Rangers beat Sabres to snap five-game losing streak

NEW YORK _ Desperate to find a way to end their five-game losing streak, the Rangers did what they could to change things up Thursday as they prepared to host the red-hot Buffalo Sabres at Madison Square Garden. They changed up the forward lines, and they tried having a morning skate.

Whatever they did, it worked.

The new-look second and third lines produced, big time, with Ryan Strome getting his first two goals of the season, and Brett Howden getting a goal and an assist, and defenseman Tony DeAngelo scoring his third goal in two games as the Rangers (3-4-1) broke their losing streak and cooled off the Sabres with a 6-2 victory, their first win since Oct. 5, when they beat the Senators in Ottawa.

Rangers coach/mixologist David Quinn's latest experiment was to split up his top two forwards, Artemi Panarin and Mika Zibanejad, bumping left wing Chris Kreider and Kaapo Kakko up to the first line to play with Zibanejad and dropping Panarin down to the second line, with Strome and right wing Pavel Buchnevich.
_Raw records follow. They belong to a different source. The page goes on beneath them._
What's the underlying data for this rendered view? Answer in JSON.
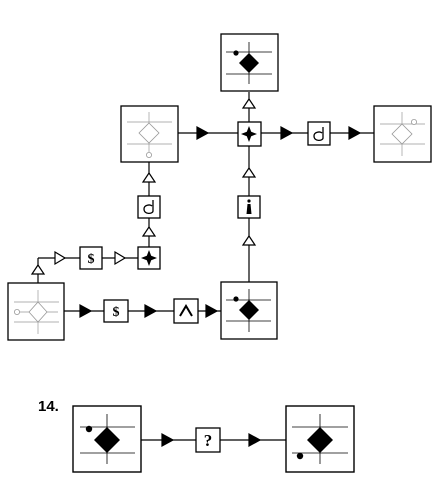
{
  "question": {
    "number_label": "14.",
    "operator_symbols": {
      "dollar": "$",
      "caret": "^",
      "unknown": "?"
    }
  },
  "palette": {
    "stroke": "#000000",
    "fill": "#000000",
    "thin_line": "#999999",
    "background": "#ffffff"
  }
}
The new second and third lines looked fabulous, and Panarin proved immediately he can create his own offense, when he scored the game's first goal, unassisted, at 11:41 of the first period. As Sabres defenseman Rasmus Dahlin mishandled the puck just outside the Buffalo blue line, Panarin poked it away from him, corralled it above the right circle, pulled it past goalie Carter Hutton's ill-advised poke check attempt, and slipped a backhander into the empty net for his fifth goal of the season.

Howden, dropped to third-line center after four games up on the second line, made it 2-0 at 14:32 when he whacked in a pass from Jesper Fast at the left post _ on his second attempt _ for his second goal of the season. Strome made it 3-0 in the final minute of the period when he tipped in left point shot by Brady Skjei 37.8 seconds before the horn for his first goal.
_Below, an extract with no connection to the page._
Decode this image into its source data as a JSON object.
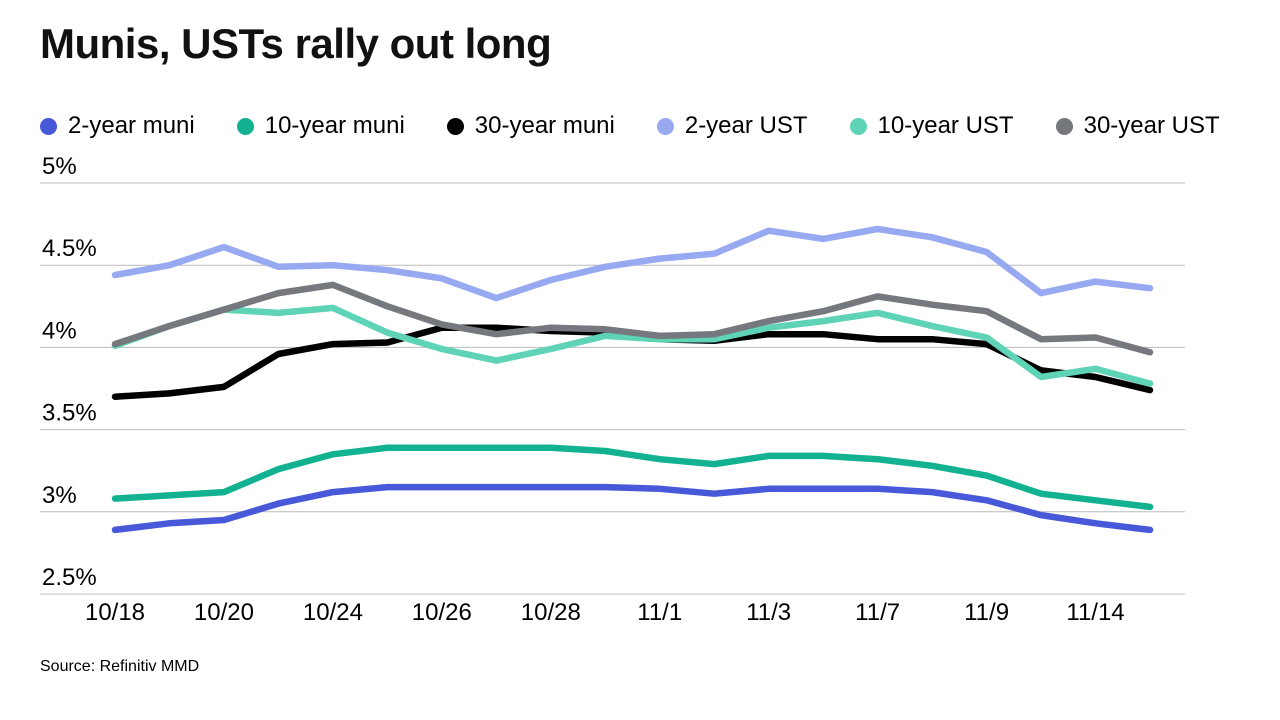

The only line that didn't look great was the first line, which didn't generate much offensively and happened to be on the ice for both of the goals Buffalo (8-2-1) would score in the second period. First, with the Rangers scrambling around in their own end, Kakko tried a blind, backhand clear that went right to Buffalo's Marco Scandella, who quickly fired a shot from the left point that got through a screen to beat Henrik Lundqvist and make it 3-1 at 4:17. Then, after a tremendous shift by the Panarin line _ in which Panarin hit the post on a one-timer _ DeAngelo scored his third goal in two games to put the Rangers up 4-1 at 13:20.
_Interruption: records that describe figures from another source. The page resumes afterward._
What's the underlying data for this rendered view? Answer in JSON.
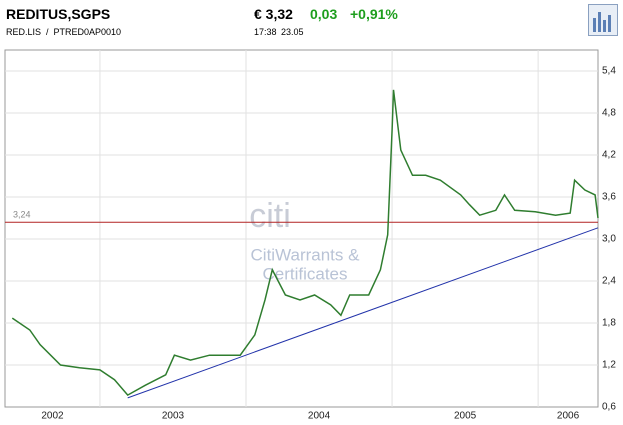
{
  "header": {
    "name": "REDITUS,SGPS",
    "price": "€ 3,32",
    "change": "0,03",
    "change_pct": "+0,91%",
    "symbol": "RED.LIS  /  PTRED0AP0010",
    "time": "17:38",
    "date": "23.05"
  },
  "chart_data": {
    "type": "line",
    "watermark": [
      "citi",
      "CitiWarrants &",
      "Certificates"
    ],
    "x": [
      2002.4,
      2002.52,
      2002.59,
      2002.73,
      2002.86,
      2003.0,
      2003.1,
      2003.19,
      2003.31,
      2003.45,
      2003.51,
      2003.62,
      2003.75,
      2003.96,
      2004.06,
      2004.13,
      2004.18,
      2004.27,
      2004.37,
      2004.47,
      2004.58,
      2004.65,
      2004.71,
      2004.84,
      2004.92,
      2004.97,
      2005.0,
      2005.01,
      2005.06,
      2005.14,
      2005.23,
      2005.33,
      2005.47,
      2005.53,
      2005.6,
      2005.71,
      2005.77,
      2005.84,
      2005.98,
      2006.12,
      2006.22,
      2006.25,
      2006.32,
      2006.39,
      2006.41
    ],
    "series": [
      {
        "color": "#2f7d2f",
        "values": [
          1.87,
          1.7,
          1.49,
          1.2,
          1.16,
          1.13,
          0.99,
          0.77,
          0.91,
          1.06,
          1.34,
          1.27,
          1.34,
          1.34,
          1.63,
          2.13,
          2.56,
          2.2,
          2.13,
          2.2,
          2.06,
          1.91,
          2.2,
          2.2,
          2.56,
          3.06,
          4.56,
          5.13,
          4.27,
          3.91,
          3.91,
          3.84,
          3.63,
          3.49,
          3.34,
          3.41,
          3.63,
          3.41,
          3.39,
          3.34,
          3.37,
          3.84,
          3.7,
          3.63,
          3.3
        ]
      }
    ],
    "trendline": {
      "color": "#2233aa",
      "x": [
        2003.19,
        2006.41
      ],
      "values": [
        0.73,
        3.16
      ]
    },
    "hline": {
      "value": 3.24,
      "label": "3,24",
      "color": "#b22222"
    },
    "xlim": [
      2002.35,
      2006.41
    ],
    "xticks": [
      {
        "value": 2002,
        "label": "2002"
      },
      {
        "value": 2003,
        "label": "2003"
      },
      {
        "value": 2004,
        "label": "2004"
      },
      {
        "value": 2005,
        "label": "2005"
      },
      {
        "value": 2006,
        "label": "2006"
      }
    ],
    "ylim": [
      0.6,
      5.7
    ],
    "yticks": [
      {
        "value": 0.6,
        "label": "0,6"
      },
      {
        "value": 1.2,
        "label": "1,2"
      },
      {
        "value": 1.8,
        "label": "1,8"
      },
      {
        "value": 2.4,
        "label": "2,4"
      },
      {
        "value": 3.0,
        "label": "3,0"
      },
      {
        "value": 3.6,
        "label": "3,6"
      },
      {
        "value": 4.2,
        "label": "4,2"
      },
      {
        "value": 4.8,
        "label": "4,8"
      },
      {
        "value": 5.4,
        "label": "5,4"
      }
    ],
    "grid": true
  }
}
The three-goal lead didn't last all the way to intermission, as Buffalo's Vladimir Sobotka scored his first goal of the season with 49 seconds left in the period off another defensive breakdown. Skjei dropped his stick while making a strong defensive play in the neutral zone, but the Rangers were able to survive that and get the puck cleared. Skjei could have gone for a change, but didn't, and instead called for a new stick from the bench. He got it, and got back in position, but the whole episode seemed to create some confusion, and Sobotka ended up with the puck and fired a long shot past a flat-footed Jacob Trouba and Lundqvist to make it 4-2.

But in the third period, with the teams skating four-on-four, Howden and Strome combined on a big insurance goal that relieved any nervous tension the Garden fans may have felt, as the pair broke in on a two-on-one and Howden fed Strome for a backdoor tap-in to make it 5-2 at 7:57.